Belajar adalah proses mencari, memahami, menganalisis
suatu keadaan sehingga terjadi perubahan perilaku, dan perubahan tersebut tidak
dapat dikatakan sebagai hasil belajar jika disebabkan oleh karena pertumbuhan
atau keadaan sementara. (Syaifuddin Iskandar : 2008 : 1)

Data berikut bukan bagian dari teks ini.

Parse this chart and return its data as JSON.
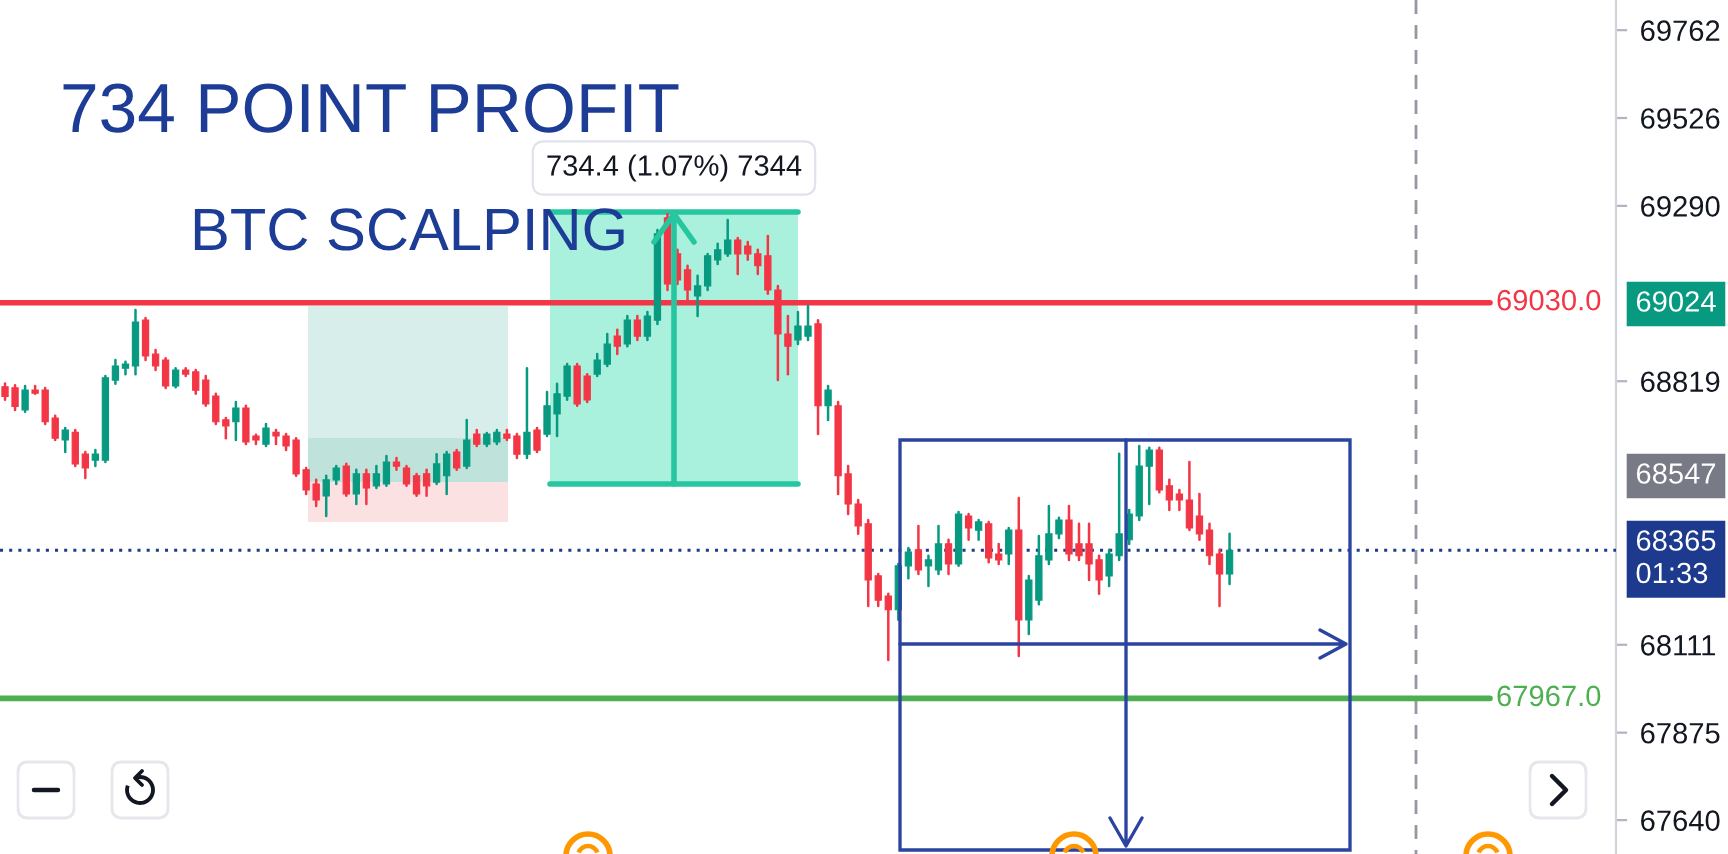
{
  "chart_data": {
    "type": "candlestick",
    "title": "734 POINT PROFIT",
    "subtitle": "BTC SCALPING",
    "categories": [
      null,
      null,
      null,
      null,
      null,
      null,
      null,
      null,
      null,
      null,
      null,
      null,
      null,
      null,
      null,
      null,
      null,
      null,
      null,
      null,
      null,
      null,
      null,
      null,
      null,
      null,
      null,
      null,
      null,
      null,
      null,
      null,
      null,
      null,
      null,
      null,
      null,
      null,
      null,
      null,
      null,
      null,
      null,
      null,
      null,
      null,
      null,
      null,
      null,
      null,
      null,
      null,
      null,
      null,
      null,
      null,
      null,
      null,
      null,
      null,
      null,
      null,
      null,
      null,
      null,
      null,
      null,
      null,
      null,
      null,
      null,
      null,
      null,
      null,
      null,
      null,
      null,
      null,
      null,
      null,
      null,
      null,
      null,
      null,
      null,
      null,
      null,
      null,
      null,
      null,
      null,
      null,
      null,
      null,
      null,
      null,
      null,
      null,
      null,
      null,
      null,
      null,
      null,
      null,
      null,
      null,
      null,
      null,
      null,
      null,
      null,
      null,
      null,
      null,
      null,
      null,
      null,
      null,
      null,
      null,
      null,
      null,
      null,
      null,
      null,
      null,
      null,
      null,
      null,
      null,
      null,
      null,
      null,
      null,
      null,
      null,
      null,
      null,
      null,
      null,
      null,
      null,
      null,
      null,
      null,
      null,
      null,
      null,
      null,
      null,
      null,
      null,
      null,
      null,
      null,
      null,
      null,
      null,
      null,
      null,
      null
    ],
    "ohlc": [
      [
        68804,
        68813,
        68769,
        68778
      ],
      [
        68801,
        68808,
        68742,
        68751
      ],
      [
        68742,
        68806,
        68737,
        68795
      ],
      [
        68795,
        68806,
        68785,
        68787
      ],
      [
        68795,
        68801,
        68704,
        68710
      ],
      [
        68720,
        68726,
        68661,
        68666
      ],
      [
        68661,
        68693,
        68629,
        68688
      ],
      [
        68682,
        68688,
        68591,
        68597
      ],
      [
        68623,
        68629,
        68559,
        68586
      ],
      [
        68607,
        68634,
        68591,
        68623
      ],
      [
        68607,
        68833,
        68602,
        68828
      ],
      [
        68822,
        68876,
        68812,
        68860
      ],
      [
        68854,
        68871,
        68838,
        68865
      ],
      [
        68860,
        69010,
        68838,
        68978
      ],
      [
        68983,
        68989,
        68876,
        68887
      ],
      [
        68892,
        68903,
        68849,
        68860
      ],
      [
        68876,
        68881,
        68801,
        68806
      ],
      [
        68806,
        68854,
        68803,
        68849
      ],
      [
        68849,
        68854,
        68833,
        68838
      ],
      [
        68844,
        68849,
        68785,
        68795
      ],
      [
        68822,
        68833,
        68753,
        68758
      ],
      [
        68779,
        68785,
        68704,
        68710
      ],
      [
        68715,
        68720,
        68666,
        68699
      ],
      [
        68710,
        68763,
        68661,
        68747
      ],
      [
        68747,
        68753,
        68650,
        68656
      ],
      [
        68672,
        68675,
        68650,
        68661
      ],
      [
        68650,
        68704,
        68645,
        68693
      ],
      [
        68682,
        68688,
        68650,
        68672
      ],
      [
        68672,
        68677,
        68634,
        68645
      ],
      [
        68661,
        68666,
        68565,
        68570
      ],
      [
        68581,
        68586,
        68516,
        68527
      ],
      [
        68543,
        68554,
        68484,
        68500
      ],
      [
        68511,
        68565,
        68457,
        68554
      ],
      [
        68554,
        68591,
        68543,
        68586
      ],
      [
        68591,
        68597,
        68511,
        68516
      ],
      [
        68516,
        68581,
        68489,
        68570
      ],
      [
        68570,
        68581,
        68489,
        68532
      ],
      [
        68538,
        68591,
        68532,
        68570
      ],
      [
        68543,
        68618,
        68538,
        68602
      ],
      [
        68602,
        68613,
        68581,
        68591
      ],
      [
        68586,
        68591,
        68538,
        68543
      ],
      [
        68565,
        68570,
        68511,
        68516
      ],
      [
        68570,
        68581,
        68511,
        68538
      ],
      [
        68548,
        68623,
        68543,
        68597
      ],
      [
        68565,
        68629,
        68516,
        68623
      ],
      [
        68629,
        68634,
        68581,
        68586
      ],
      [
        68591,
        68715,
        68586,
        68661
      ],
      [
        68677,
        68688,
        68645,
        68650
      ],
      [
        68650,
        68680,
        68645,
        68677
      ],
      [
        68656,
        68688,
        68650,
        68682
      ],
      [
        68677,
        68688,
        68661,
        68666
      ],
      [
        68672,
        68677,
        68613,
        68623
      ],
      [
        68623,
        68854,
        68613,
        68682
      ],
      [
        68688,
        68693,
        68629,
        68634
      ],
      [
        68677,
        68790,
        68672,
        68753
      ],
      [
        68731,
        68812,
        68672,
        68785
      ],
      [
        68779,
        68865,
        68769,
        68860
      ],
      [
        68860,
        68865,
        68753,
        68758
      ],
      [
        68833,
        68838,
        68763,
        68769
      ],
      [
        68838,
        68892,
        68833,
        68876
      ],
      [
        68865,
        68946,
        68860,
        68919
      ],
      [
        68940,
        68957,
        68892,
        68913
      ],
      [
        68919,
        68994,
        68913,
        68983
      ],
      [
        68983,
        68994,
        68930,
        68940
      ],
      [
        68940,
        69005,
        68930,
        68994
      ],
      [
        68983,
        69225,
        68973,
        69215
      ],
      [
        69258,
        69268,
        69064,
        69080
      ],
      [
        69161,
        69172,
        69080,
        69091
      ],
      [
        69118,
        69129,
        69037,
        69064
      ],
      [
        69048,
        69102,
        68994,
        69075
      ],
      [
        69075,
        69161,
        69064,
        69156
      ],
      [
        69145,
        69188,
        69134,
        69172
      ],
      [
        69161,
        69252,
        69156,
        69198
      ],
      [
        69198,
        69204,
        69107,
        69161
      ],
      [
        69182,
        69193,
        69145,
        69161
      ],
      [
        69161,
        69172,
        69107,
        69129
      ],
      [
        69156,
        69209,
        69054,
        69064
      ],
      [
        69064,
        69075,
        68822,
        68946
      ],
      [
        68946,
        68994,
        68838,
        68913
      ],
      [
        68930,
        69005,
        68919,
        68967
      ],
      [
        68940,
        69021,
        68930,
        68967
      ],
      [
        68973,
        68983,
        68677,
        68753
      ],
      [
        68753,
        68806,
        68715,
        68795
      ],
      [
        68753,
        68763,
        68516,
        68565
      ],
      [
        68570,
        68591,
        68462,
        68489
      ],
      [
        68489,
        68500,
        68409,
        68430
      ],
      [
        68436,
        68446,
        68215,
        68285
      ],
      [
        68296,
        68301,
        68215,
        68231
      ],
      [
        68242,
        68248,
        68070,
        68205
      ],
      [
        68205,
        68328,
        68178,
        68323
      ],
      [
        68323,
        68371,
        68290,
        68360
      ],
      [
        68366,
        68430,
        68301,
        68312
      ],
      [
        68323,
        68350,
        68269,
        68339
      ],
      [
        68312,
        68430,
        68301,
        68382
      ],
      [
        68382,
        68393,
        68301,
        68328
      ],
      [
        68328,
        68468,
        68323,
        68462
      ],
      [
        68457,
        68462,
        68393,
        68425
      ],
      [
        68419,
        68446,
        68393,
        68441
      ],
      [
        68436,
        68441,
        68333,
        68344
      ],
      [
        68355,
        68382,
        68328,
        68339
      ],
      [
        68355,
        68425,
        68328,
        68419
      ],
      [
        68419,
        68505,
        68081,
        68178
      ],
      [
        68178,
        68296,
        68140,
        68285
      ],
      [
        68231,
        68403,
        68220,
        68350
      ],
      [
        68339,
        68484,
        68328,
        68409
      ],
      [
        68409,
        68452,
        68398,
        68446
      ],
      [
        68446,
        68484,
        68339,
        68355
      ],
      [
        68382,
        68436,
        68339,
        68350
      ],
      [
        68382,
        68436,
        68285,
        68328
      ],
      [
        68339,
        68350,
        68248,
        68285
      ],
      [
        68296,
        68366,
        68269,
        68355
      ],
      [
        68350,
        68624,
        68339,
        68409
      ],
      [
        68393,
        68473,
        68382,
        68462
      ],
      [
        68457,
        68645,
        68446,
        68591
      ],
      [
        68591,
        68640,
        68489,
        68634
      ],
      [
        68634,
        68640,
        68521,
        68527
      ],
      [
        68538,
        68554,
        68473,
        68500
      ],
      [
        68516,
        68527,
        68473,
        68500
      ],
      [
        68500,
        68602,
        68419,
        68425
      ],
      [
        68457,
        68516,
        68393,
        68409
      ],
      [
        68419,
        68436,
        68328,
        68350
      ],
      [
        68355,
        68366,
        68215,
        68301
      ],
      [
        68301,
        68409,
        68274,
        68365
      ],
      null,
      null,
      null,
      null,
      null,
      null,
      null,
      null,
      null,
      null,
      null,
      null,
      null,
      null,
      null,
      null,
      null,
      null,
      null,
      null,
      null,
      null,
      null,
      null,
      null,
      null,
      null,
      null,
      null,
      null,
      null,
      null,
      null,
      null,
      null,
      null,
      null,
      null
    ],
    "colors": [
      "#f23645",
      "#f23645",
      "#089981",
      "#f23645",
      "#f23645",
      "#f23645",
      "#089981",
      "#f23645",
      "#f23645",
      "#089981",
      "#089981",
      "#089981",
      "#089981",
      "#089981",
      "#f23645",
      "#f23645",
      "#f23645",
      "#089981",
      "#f23645",
      "#f23645",
      "#f23645",
      "#f23645",
      "#f23645",
      "#089981",
      "#f23645",
      "#f23645",
      "#089981",
      "#f23645",
      "#f23645",
      "#f23645",
      "#f23645",
      "#f23645",
      "#089981",
      "#089981",
      "#f23645",
      "#089981",
      "#f23645",
      "#089981",
      "#089981",
      "#f23645",
      "#f23645",
      "#f23645",
      "#f23645",
      "#089981",
      "#089981",
      "#f23645",
      "#089981",
      "#f23645",
      "#089981",
      "#089981",
      "#f23645",
      "#f23645",
      "#089981",
      "#f23645",
      "#089981",
      "#089981",
      "#089981",
      "#f23645",
      "#f23645",
      "#089981",
      "#089981",
      "#f23645",
      "#089981",
      "#f23645",
      "#089981",
      "#089981",
      "#f23645",
      "#f23645",
      "#f23645",
      "#089981",
      "#089981",
      "#089981",
      "#089981",
      "#f23645",
      "#f23645",
      "#f23645",
      "#f23645",
      "#f23645",
      "#f23645",
      "#089981",
      "#089981",
      "#f23645",
      "#089981",
      "#f23645",
      "#f23645",
      "#f23645",
      "#f23645",
      "#f23645",
      "#f23645",
      "#089981",
      "#089981",
      "#f23645",
      "#089981",
      "#089981",
      "#f23645",
      "#089981",
      "#f23645",
      "#089981",
      "#f23645",
      "#f23645",
      "#089981",
      "#f23645",
      "#089981",
      "#089981",
      "#089981",
      "#089981",
      "#f23645",
      "#f23645",
      "#f23645",
      "#f23645",
      "#089981",
      "#089981",
      "#089981",
      "#089981",
      "#089981",
      "#f23645",
      "#f23645",
      "#f23645",
      "#f23645",
      "#f23645",
      "#f23645",
      "#f23645",
      "#089981",
      null,
      null,
      null,
      null,
      null,
      null,
      null,
      null,
      null,
      null,
      null,
      null,
      null,
      null,
      null,
      null,
      null,
      null,
      null,
      null,
      null,
      null,
      null,
      null,
      null,
      null,
      null,
      null,
      null,
      null,
      null,
      null,
      null,
      null,
      null,
      null,
      null,
      null
    ],
    "ylim": [
      67549,
      69843
    ],
    "yticks": [
      67640,
      67875,
      68111,
      68819,
      69290,
      69526,
      69762
    ],
    "tick_labels": "y",
    "ref_lines": [
      {
        "axis": "y",
        "value": 69030,
        "label": "69030.0",
        "color": "#f23645",
        "line_style": "solid"
      },
      {
        "axis": "y",
        "value": 67967,
        "label": "67967.0",
        "color": "#4caf50",
        "line_style": "solid"
      },
      {
        "axis": "y",
        "value": 68365,
        "label": "68365\n01:33",
        "color": "#1e3a8f",
        "line_style": "dotted"
      }
    ],
    "annotations": [
      "734.4 (1.07%) 7344",
      "69024",
      "68547"
    ]
  }
}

Sedangkan pembelajaran/ instruksional adalah
usaha mengorganisasikan lingkungan belajar sehingga memungkinkan siswa
melakukan kegiatan belajar untuk mencapai tujuan pembelajaran dengan
menggunakan berbagai media dan sumber belajar tertentu yang akan mendukung
pembelajaran itu nantinya.
PRINSIP BELAJAR DAN PEMBELAJARAN
Ada banyak sekali teorti dan prinsip belajar yang
dikemukakan olehh para ahli yang satu dengan yang lain memiliki persamaan
dan juga perbedaan. Dari berbagai prinsip belajar tersebut terdapat prinsip
yang relatif berlaku umum yang dapat kita pakai sebagai dasar dalam upaya
pembelajaran, baik bagi siswa yang perlu meningkatkan upaya belajarnya maupun
bagi guru dalam upaya meningkatkan cara mengajarnya. Adapun prinsip-prinsip
Belajar dan Pembelajaran yaitu :
1. Perhatian dan Motivasi
Perhatian mempunyai peranan yang penting dalam
kegiatan belajar. Dari kajian teori belajr pengolahan informasi terungkap bahwa
tanpa adanya perhatian tak mungkin terjadi belajar (Gage dan Barliner, 1984 :
335). Perhatian terhadap pelajaran akan timbul pada siswa apabila bahan
pelajaran sesuai dengan kebutuhannya.
Di samping perhatian, motivasi mempunyai peranan
penting dalam kegiatan belajar mengajar. Motivasi adalah tenaga yang
menggerakkan dan mengarahkan aktivitas seseorang. Motivasi dapat dibandingkan
dengan mesin dan kemudi pada mobil (Gage dan Barliner, 1984 : 372).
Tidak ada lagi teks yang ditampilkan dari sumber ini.